Vertical Computer Systems and Microsoft settled their .Net patent suit

Two entries in a row about .Net. What is this blog coming to?

After the Seattle Post Intelligencer reported last week that Vertical Computer Systems (VCSY) and Microsoft had settled their .Net patent suit, three Cringesters emailed me on a Sunday wondering why this story hasn't gotten more attention. (Though I have my suspicions as to why they did -- see below.)

As reported in April 2007, Vertical claims that .Net violated the patents on its SiteFlash technology, a "system and method for generating Web sites in an arbitrary object framework." A day before an important hearing on how to define terms used in the suit, Microsoft settled, buying a nonexclusive license to VCSY's technology for an undisclosed amount.

If broadly interpreted, that license deal could spell trouble for more than just Microsoft, notes reader J. C.:

I think Microsoft's partners would want to know that's there's no impending injunction on these products now that the case is settled and Microsoft was granted a paid-up license to the patent (# 6826744). Vertical announced it in the following 8-K on Friday. The non-exclusive terms could be potentially disruptive to many other web content software companies like Adobe, IBM, Documentum, Vignette, etc.

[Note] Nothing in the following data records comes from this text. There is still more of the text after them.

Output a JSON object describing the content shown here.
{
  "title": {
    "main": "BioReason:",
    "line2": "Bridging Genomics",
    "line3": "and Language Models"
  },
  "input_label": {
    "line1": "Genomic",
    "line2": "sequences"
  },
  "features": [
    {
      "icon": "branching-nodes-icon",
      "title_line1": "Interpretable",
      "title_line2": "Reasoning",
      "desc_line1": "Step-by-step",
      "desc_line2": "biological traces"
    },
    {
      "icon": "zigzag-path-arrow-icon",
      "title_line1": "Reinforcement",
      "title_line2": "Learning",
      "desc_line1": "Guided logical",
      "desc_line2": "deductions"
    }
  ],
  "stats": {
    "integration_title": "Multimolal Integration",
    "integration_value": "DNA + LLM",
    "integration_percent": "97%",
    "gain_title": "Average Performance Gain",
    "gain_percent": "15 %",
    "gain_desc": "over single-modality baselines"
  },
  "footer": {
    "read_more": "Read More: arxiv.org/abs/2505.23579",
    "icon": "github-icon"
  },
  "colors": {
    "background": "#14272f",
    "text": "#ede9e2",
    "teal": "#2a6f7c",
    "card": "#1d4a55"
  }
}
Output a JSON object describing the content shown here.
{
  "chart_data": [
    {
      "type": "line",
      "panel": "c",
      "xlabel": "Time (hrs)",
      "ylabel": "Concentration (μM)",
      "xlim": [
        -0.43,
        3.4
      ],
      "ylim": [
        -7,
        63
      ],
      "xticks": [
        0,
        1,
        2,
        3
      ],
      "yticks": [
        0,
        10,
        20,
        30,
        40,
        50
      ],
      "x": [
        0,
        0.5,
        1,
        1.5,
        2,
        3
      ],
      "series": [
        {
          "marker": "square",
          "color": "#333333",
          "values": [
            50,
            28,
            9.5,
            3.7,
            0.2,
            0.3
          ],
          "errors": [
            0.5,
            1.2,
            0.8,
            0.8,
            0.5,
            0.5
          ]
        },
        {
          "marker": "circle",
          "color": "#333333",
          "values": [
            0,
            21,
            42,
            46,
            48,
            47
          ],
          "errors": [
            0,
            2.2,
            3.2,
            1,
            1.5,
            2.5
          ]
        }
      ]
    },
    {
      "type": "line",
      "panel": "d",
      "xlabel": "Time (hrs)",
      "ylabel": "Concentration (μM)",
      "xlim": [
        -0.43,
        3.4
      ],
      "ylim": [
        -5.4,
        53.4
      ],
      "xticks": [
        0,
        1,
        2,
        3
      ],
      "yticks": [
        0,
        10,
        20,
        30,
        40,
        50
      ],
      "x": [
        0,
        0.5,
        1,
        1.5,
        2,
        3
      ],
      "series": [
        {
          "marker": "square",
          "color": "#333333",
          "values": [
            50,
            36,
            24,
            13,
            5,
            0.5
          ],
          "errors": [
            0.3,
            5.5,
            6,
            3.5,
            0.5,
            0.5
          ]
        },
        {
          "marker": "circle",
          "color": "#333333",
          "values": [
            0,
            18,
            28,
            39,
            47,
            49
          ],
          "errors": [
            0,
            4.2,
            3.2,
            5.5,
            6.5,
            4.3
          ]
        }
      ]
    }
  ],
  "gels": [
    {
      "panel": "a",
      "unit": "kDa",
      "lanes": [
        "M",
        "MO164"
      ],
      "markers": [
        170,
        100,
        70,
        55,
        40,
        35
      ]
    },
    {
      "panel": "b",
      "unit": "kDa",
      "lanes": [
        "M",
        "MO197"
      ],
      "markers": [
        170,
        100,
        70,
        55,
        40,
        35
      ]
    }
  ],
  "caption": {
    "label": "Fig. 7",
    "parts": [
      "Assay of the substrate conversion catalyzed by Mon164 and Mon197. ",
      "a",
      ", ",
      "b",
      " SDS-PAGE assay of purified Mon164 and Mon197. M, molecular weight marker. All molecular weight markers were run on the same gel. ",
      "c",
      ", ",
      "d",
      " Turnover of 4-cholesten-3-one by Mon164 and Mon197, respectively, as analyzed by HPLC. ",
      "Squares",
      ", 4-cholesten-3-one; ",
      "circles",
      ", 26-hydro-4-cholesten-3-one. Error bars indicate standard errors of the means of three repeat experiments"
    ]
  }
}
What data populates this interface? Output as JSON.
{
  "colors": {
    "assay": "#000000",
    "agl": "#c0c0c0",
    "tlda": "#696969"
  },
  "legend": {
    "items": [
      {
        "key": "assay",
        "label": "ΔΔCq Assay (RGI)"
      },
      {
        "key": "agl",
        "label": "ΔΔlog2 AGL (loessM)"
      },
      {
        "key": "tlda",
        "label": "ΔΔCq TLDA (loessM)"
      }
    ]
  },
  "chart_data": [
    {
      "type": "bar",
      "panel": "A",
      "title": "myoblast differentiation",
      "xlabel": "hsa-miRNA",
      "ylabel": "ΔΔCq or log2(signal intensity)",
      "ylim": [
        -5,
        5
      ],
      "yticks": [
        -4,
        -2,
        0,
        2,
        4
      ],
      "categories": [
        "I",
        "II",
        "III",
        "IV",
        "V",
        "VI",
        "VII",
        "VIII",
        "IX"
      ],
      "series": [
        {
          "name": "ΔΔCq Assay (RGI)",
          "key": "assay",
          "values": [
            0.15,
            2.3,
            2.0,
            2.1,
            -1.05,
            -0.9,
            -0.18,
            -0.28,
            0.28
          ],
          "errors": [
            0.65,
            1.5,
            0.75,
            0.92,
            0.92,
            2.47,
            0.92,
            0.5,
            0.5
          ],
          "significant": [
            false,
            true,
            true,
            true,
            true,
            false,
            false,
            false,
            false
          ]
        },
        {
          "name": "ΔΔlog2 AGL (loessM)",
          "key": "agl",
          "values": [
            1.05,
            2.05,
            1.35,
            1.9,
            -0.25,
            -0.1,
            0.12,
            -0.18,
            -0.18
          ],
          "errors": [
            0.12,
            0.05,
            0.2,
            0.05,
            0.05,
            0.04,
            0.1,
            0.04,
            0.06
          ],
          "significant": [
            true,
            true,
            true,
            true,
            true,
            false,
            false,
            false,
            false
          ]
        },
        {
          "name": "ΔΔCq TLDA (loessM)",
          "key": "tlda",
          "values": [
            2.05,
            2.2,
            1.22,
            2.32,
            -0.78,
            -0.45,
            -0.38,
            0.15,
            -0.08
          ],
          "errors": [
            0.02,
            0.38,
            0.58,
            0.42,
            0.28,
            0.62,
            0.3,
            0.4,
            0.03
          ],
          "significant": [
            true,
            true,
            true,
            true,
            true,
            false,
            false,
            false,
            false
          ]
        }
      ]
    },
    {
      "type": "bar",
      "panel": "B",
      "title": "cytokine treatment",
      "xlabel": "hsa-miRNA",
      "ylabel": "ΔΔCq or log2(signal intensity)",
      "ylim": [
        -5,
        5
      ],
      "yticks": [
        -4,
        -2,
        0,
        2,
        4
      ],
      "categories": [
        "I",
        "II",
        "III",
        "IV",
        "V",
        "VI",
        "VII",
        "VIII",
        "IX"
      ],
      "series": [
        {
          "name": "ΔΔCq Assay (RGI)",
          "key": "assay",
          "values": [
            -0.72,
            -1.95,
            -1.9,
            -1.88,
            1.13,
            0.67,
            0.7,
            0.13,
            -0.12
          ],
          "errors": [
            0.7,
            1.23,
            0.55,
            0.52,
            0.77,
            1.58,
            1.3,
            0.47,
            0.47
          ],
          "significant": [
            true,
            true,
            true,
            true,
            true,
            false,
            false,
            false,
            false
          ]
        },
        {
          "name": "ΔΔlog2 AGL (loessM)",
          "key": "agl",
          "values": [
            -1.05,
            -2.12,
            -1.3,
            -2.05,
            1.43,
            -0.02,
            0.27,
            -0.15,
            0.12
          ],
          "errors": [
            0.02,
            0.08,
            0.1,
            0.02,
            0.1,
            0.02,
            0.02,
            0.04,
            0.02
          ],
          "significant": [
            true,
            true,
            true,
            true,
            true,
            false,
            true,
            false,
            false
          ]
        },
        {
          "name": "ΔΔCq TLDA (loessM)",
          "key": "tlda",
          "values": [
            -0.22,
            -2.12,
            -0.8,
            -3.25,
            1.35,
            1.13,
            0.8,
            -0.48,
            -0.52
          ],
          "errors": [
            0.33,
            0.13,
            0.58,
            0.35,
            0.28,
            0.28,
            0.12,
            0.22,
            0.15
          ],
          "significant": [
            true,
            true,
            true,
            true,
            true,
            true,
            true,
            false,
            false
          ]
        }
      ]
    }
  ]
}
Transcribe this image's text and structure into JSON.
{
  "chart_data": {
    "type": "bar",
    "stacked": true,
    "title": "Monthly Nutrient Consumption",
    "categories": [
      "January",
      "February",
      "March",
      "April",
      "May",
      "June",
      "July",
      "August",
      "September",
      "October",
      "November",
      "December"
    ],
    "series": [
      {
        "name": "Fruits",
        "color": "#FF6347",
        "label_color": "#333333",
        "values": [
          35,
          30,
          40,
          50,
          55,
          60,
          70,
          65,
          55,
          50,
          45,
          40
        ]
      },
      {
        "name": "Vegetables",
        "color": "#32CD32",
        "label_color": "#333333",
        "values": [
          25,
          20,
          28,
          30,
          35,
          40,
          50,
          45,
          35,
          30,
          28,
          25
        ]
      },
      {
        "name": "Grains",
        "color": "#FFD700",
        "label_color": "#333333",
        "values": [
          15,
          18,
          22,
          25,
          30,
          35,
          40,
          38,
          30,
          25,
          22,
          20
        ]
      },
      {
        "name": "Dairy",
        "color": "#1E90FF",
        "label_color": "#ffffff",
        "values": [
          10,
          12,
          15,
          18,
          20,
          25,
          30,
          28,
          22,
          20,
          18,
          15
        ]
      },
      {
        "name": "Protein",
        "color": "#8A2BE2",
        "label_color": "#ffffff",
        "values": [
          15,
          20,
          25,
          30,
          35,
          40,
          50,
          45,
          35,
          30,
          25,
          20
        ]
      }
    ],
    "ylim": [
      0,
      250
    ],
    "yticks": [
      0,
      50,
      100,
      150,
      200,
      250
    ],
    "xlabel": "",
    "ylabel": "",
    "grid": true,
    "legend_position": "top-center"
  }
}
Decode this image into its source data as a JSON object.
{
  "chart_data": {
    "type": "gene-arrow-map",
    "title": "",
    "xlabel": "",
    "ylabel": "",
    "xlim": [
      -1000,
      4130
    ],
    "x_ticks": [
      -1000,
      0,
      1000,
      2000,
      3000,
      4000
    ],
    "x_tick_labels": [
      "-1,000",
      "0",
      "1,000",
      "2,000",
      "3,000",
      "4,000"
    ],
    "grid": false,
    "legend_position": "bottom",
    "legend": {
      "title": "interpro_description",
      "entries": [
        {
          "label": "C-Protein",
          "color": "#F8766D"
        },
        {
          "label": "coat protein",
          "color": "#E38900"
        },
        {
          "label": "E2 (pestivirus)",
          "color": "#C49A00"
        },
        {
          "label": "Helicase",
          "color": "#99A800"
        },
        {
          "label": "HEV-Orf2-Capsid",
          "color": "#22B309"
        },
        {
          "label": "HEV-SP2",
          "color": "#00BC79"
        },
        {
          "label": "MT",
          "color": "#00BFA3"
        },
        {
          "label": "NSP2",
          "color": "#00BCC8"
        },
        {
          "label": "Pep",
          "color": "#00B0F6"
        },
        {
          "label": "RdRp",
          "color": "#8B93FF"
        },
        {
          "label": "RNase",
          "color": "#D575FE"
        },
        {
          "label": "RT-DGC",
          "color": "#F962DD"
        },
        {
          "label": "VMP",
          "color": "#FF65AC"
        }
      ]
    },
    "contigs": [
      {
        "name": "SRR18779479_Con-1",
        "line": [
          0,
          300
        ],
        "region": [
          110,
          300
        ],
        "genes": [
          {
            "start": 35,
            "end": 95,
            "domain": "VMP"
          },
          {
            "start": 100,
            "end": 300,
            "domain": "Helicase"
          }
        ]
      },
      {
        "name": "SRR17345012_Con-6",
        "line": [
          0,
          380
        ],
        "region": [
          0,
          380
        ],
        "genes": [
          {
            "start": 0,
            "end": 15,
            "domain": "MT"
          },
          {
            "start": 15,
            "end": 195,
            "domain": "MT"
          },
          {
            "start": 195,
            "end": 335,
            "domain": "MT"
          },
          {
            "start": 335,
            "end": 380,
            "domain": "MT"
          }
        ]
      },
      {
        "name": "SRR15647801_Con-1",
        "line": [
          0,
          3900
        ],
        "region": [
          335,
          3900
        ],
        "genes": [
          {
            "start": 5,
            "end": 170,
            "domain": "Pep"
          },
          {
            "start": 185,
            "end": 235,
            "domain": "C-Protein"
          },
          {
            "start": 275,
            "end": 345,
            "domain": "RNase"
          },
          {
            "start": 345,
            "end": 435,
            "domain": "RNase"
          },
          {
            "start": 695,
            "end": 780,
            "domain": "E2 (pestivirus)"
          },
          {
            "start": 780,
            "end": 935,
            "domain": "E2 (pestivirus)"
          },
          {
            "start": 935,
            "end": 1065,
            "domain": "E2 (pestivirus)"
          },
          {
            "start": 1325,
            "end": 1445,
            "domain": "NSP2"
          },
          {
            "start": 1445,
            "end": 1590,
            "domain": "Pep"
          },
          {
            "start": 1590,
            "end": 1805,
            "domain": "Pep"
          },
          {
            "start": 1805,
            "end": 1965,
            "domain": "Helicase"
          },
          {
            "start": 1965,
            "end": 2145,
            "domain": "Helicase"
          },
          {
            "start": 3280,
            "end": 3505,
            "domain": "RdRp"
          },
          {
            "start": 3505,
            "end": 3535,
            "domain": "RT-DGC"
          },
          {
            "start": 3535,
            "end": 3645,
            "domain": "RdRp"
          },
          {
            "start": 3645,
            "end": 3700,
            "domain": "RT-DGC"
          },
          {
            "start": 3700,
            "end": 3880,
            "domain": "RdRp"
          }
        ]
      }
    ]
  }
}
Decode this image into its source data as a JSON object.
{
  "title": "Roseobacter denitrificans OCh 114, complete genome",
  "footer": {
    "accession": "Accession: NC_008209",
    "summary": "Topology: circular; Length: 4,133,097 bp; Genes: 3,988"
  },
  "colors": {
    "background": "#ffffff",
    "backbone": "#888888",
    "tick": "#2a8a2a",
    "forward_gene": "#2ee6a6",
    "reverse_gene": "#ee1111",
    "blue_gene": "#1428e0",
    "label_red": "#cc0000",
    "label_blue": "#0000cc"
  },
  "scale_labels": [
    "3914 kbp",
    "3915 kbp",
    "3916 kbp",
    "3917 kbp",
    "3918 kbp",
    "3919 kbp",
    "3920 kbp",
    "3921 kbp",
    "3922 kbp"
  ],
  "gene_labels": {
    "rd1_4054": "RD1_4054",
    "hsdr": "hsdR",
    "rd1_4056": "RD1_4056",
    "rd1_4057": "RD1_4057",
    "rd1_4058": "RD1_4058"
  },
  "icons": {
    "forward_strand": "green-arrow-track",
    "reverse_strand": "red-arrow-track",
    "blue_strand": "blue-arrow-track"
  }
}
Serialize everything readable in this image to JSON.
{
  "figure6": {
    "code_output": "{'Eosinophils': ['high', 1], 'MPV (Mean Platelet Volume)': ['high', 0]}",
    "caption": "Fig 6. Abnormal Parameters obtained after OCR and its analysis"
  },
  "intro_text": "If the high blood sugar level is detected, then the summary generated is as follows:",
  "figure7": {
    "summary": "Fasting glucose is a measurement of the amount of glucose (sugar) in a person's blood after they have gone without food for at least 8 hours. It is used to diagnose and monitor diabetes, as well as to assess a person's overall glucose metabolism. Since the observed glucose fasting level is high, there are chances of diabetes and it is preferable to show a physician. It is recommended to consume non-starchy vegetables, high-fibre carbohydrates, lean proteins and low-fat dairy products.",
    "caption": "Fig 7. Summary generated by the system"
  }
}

Unlike many companies that exist purely as patent trolls, VCSY appears to have actual products, though not much in the way of actual revenue -- just under US$6 million according to its 2007 annual report, with losses of around US$700K.

I imagine that after the Microsoft license they're a little bit richer today.

Publicly traded on the Pink Sheets, VCSY's stock zoomed from 1.5 cents to 8 cents a share (as I write this) after news of the settlement leaked. Given the high volumes these stocks are traded at, even a shift of a penny can put thousands of dollars in one investor's pocket while taking thousands out of someone else's. As a result, the Pink Sheet markets are subject to heavy manipulation, usually in the form of spam and message board puffery. I suspect some of my faithful readers might have financial motivations for pushing this story.

So far, neither company has revealed any more details about the settlement. I'd be shocked if Microsoft dropped the tens of millions or more that some VCSY shareholders are speculating, or that this tiny Texas company will suddenly take on everyone who generates Web sites in a similar way. But maybe I'm wrong.